AI Navigate

AcceRL: A Distributed Asynchronous Reinforcement Learning and World Model Framework for Vision-Language-Action Models

arXiv cs.LG / 3/20/2026

📰 NewsDeveloper Stack & InfrastructureModels & Research

Key Points

  • AcceRL proposes a fully asynchronous and decoupled RL framework that separates training, inference, and rollouts to remove synchronization bottlenecks in Vision-Language-Action models.
  • It is the first to integrate a plug-and-play, trainable world model into a distributed asynchronous RL pipeline to generate virtual experiences.
  • Experiments on the LIBERO benchmark show that AcceRL achieves state-of-the-art performance.
  • The framework exhibits super-linear scaling in throughput and highly efficient hardware utilization.
  • The world-model-augmented variant delivers unprecedented sample efficiency and robust training stability in complex control tasks.

Abstract

Reinforcement learning (RL) for large-scale Vision-Language-Action (VLA) models faces significant challenges in computational efficiency and data acquisition.
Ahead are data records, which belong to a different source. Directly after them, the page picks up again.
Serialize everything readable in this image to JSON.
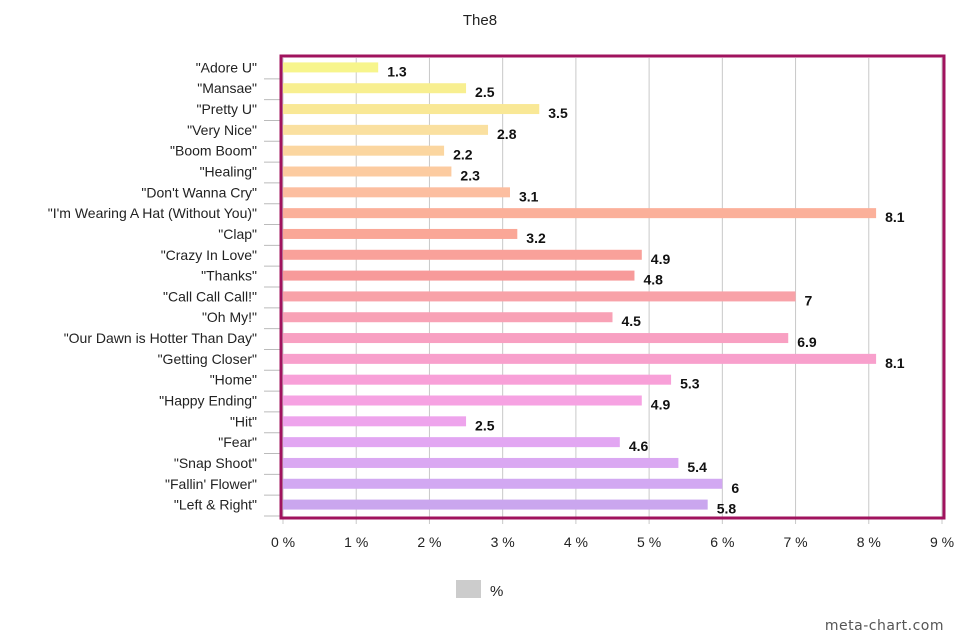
{
  "chart_data": {
    "type": "bar",
    "orientation": "horizontal",
    "title": "The8",
    "categories": [
      "\"Adore U\"",
      "\"Mansae\"",
      "\"Pretty U\"",
      "\"Very Nice\"",
      "\"Boom Boom\"",
      "\"Healing\"",
      "\"Don't Wanna Cry\"",
      "\"I'm Wearing A Hat (Without You)\"",
      "\"Clap\"",
      "\"Crazy In Love\"",
      "\"Thanks\"",
      "\"Call Call Call!\"",
      "\"Oh My!\"",
      "\"Our Dawn is Hotter Than Day\"",
      "\"Getting Closer\"",
      "\"Home\"",
      "\"Happy Ending\"",
      "\"Hit\"",
      "\"Fear\"",
      "\"Snap Shoot\"",
      "\"Fallin' Flower\"",
      "\"Left & Right\""
    ],
    "values": [
      1.3,
      2.5,
      3.5,
      2.8,
      2.2,
      2.3,
      3.1,
      8.1,
      3.2,
      4.9,
      4.8,
      7,
      4.5,
      6.9,
      8.1,
      5.3,
      4.9,
      2.5,
      4.6,
      5.4,
      6,
      5.8
    ],
    "value_labels": [
      "1.3",
      "2.5",
      "3.5",
      "2.8",
      "2.2",
      "2.3",
      "3.1",
      "8.1",
      "3.2",
      "4.9",
      "4.8",
      "7",
      "4.5",
      "6.9",
      "8.1",
      "5.3",
      "4.9",
      "2.5",
      "4.6",
      "5.4",
      "6",
      "5.8"
    ],
    "bar_colors": [
      "#f7f58c",
      "#f8ef90",
      "#f9e896",
      "#fae0a0",
      "#fbd6a0",
      "#fccba0",
      "#fcbea0",
      "#fbb09a",
      "#faa797",
      "#f9a19a",
      "#f79a9a",
      "#f8a2a8",
      "#f8a2b6",
      "#f8a0c2",
      "#f8a0cc",
      "#f8a0d8",
      "#f6a2e2",
      "#eea4ec",
      "#e2a6f2",
      "#daa8f2",
      "#d2a8f2",
      "#caa6ee"
    ],
    "xlim": [
      0,
      9
    ],
    "x_ticks": [
      0,
      1,
      2,
      3,
      4,
      5,
      6,
      7,
      8,
      9
    ],
    "x_tick_labels": [
      "0 %",
      "1 %",
      "2 %",
      "3 %",
      "4 %",
      "5 %",
      "6 %",
      "7 %",
      "8 %",
      "9 %"
    ],
    "xlabel": "",
    "ylabel": "",
    "grid": true,
    "legend": {
      "entries": [
        "%"
      ],
      "position": "bottom-center",
      "swatch_color": "#cccccc"
    },
    "frame_color": "#a0135e"
  },
  "watermark": "meta-chart.com"
}
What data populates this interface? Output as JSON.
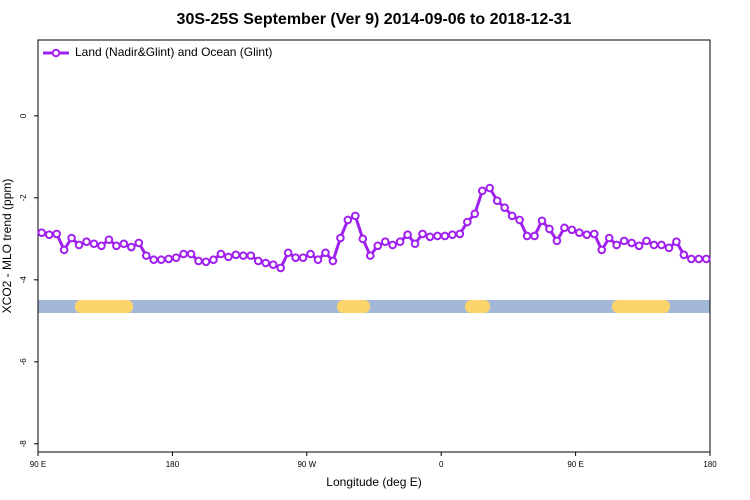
{
  "chart_data": {
    "type": "line",
    "title": "30S-25S September (Ver 9)   2014-09-06 to 2018-12-31",
    "x_label": "Longitude (deg E)",
    "y_label": "XCO2 - MLO trend (ppm)",
    "legend_position": "top-left",
    "xlim": [
      90,
      540
    ],
    "xticks": [
      {
        "value": 90,
        "label": "90 E"
      },
      {
        "value": 180,
        "label": "180"
      },
      {
        "value": 270,
        "label": "90 W"
      },
      {
        "value": 360,
        "label": "0"
      },
      {
        "value": 450,
        "label": "90 E"
      },
      {
        "value": 540,
        "label": "180"
      }
    ],
    "ylim": [
      -8.2,
      1.85
    ],
    "yticks": [
      0,
      -2,
      -4,
      -6,
      -8
    ],
    "x": [
      92.5,
      97.5,
      102.5,
      107.5,
      112.5,
      117.5,
      122.5,
      127.5,
      132.5,
      137.5,
      142.5,
      147.5,
      152.5,
      157.5,
      162.5,
      167.5,
      172.5,
      177.5,
      182.5,
      187.5,
      192.5,
      197.5,
      202.5,
      207.5,
      212.5,
      217.5,
      222.5,
      227.5,
      232.5,
      237.5,
      242.5,
      247.5,
      252.5,
      257.5,
      262.5,
      267.5,
      272.5,
      277.5,
      282.5,
      287.5,
      292.5,
      297.5,
      302.5,
      307.5,
      312.5,
      317.5,
      322.5,
      327.5,
      332.5,
      337.5,
      342.5,
      347.5,
      352.5,
      357.5,
      362.5,
      367.5,
      372.5,
      377.5,
      382.5,
      387.5,
      392.5,
      397.5,
      402.5,
      407.5,
      412.5,
      417.5,
      422.5,
      427.5,
      432.5,
      437.5,
      442.5,
      447.5,
      452.5,
      457.5,
      462.5,
      467.5,
      472.5,
      477.5,
      482.5,
      487.5,
      492.5,
      497.5,
      502.5,
      507.5,
      512.5,
      517.5,
      522.5,
      527.5,
      532.5,
      537.5
    ],
    "series": [
      {
        "name": "Land (Nadir&Glint) and Ocean (Glint)",
        "color": "#a020f0",
        "values": [
          -2.85,
          -2.9,
          -2.88,
          -3.27,
          -2.98,
          -3.15,
          -3.07,
          -3.12,
          -3.17,
          -3.02,
          -3.17,
          -3.12,
          -3.2,
          -3.1,
          -3.41,
          -3.51,
          -3.51,
          -3.49,
          -3.46,
          -3.37,
          -3.37,
          -3.54,
          -3.56,
          -3.51,
          -3.37,
          -3.44,
          -3.39,
          -3.41,
          -3.41,
          -3.54,
          -3.59,
          -3.63,
          -3.71,
          -3.34,
          -3.46,
          -3.46,
          -3.37,
          -3.51,
          -3.34,
          -3.54,
          -2.98,
          -2.54,
          -2.44,
          -3.0,
          -3.41,
          -3.17,
          -3.07,
          -3.15,
          -3.07,
          -2.9,
          -3.12,
          -2.88,
          -2.95,
          -2.93,
          -2.93,
          -2.9,
          -2.88,
          -2.59,
          -2.39,
          -1.83,
          -1.76,
          -2.07,
          -2.24,
          -2.44,
          -2.54,
          -2.93,
          -2.93,
          -2.56,
          -2.76,
          -3.05,
          -2.73,
          -2.78,
          -2.85,
          -2.9,
          -2.88,
          -3.27,
          -2.98,
          -3.15,
          -3.05,
          -3.1,
          -3.17,
          -3.05,
          -3.15,
          -3.15,
          -3.22,
          -3.07,
          -3.39,
          -3.49,
          -3.49,
          -3.49
        ]
      }
    ]
  }
}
We propose AcceRL, a fully asynchronous and decoupled RL framework designed to eliminate synchronization barriers by physically isolating training, inference, and rollouts. Crucially, AcceRL is the first to integrate a plug-and-play, trainable world model into a distributed asynchronous RL pipeline to generate virtual experiences. Experiments on the LIBERO benchmark demonstrate that AcceRL achieves state-of-the-art (SOTA) performance. Systematically, it exhibits super-linear scaling in throughput and highly efficient hardware utilization. Algorithmically, the world-model-augmented variant delivers unprecedented sample efficiency and robust training stability in complex control tasks.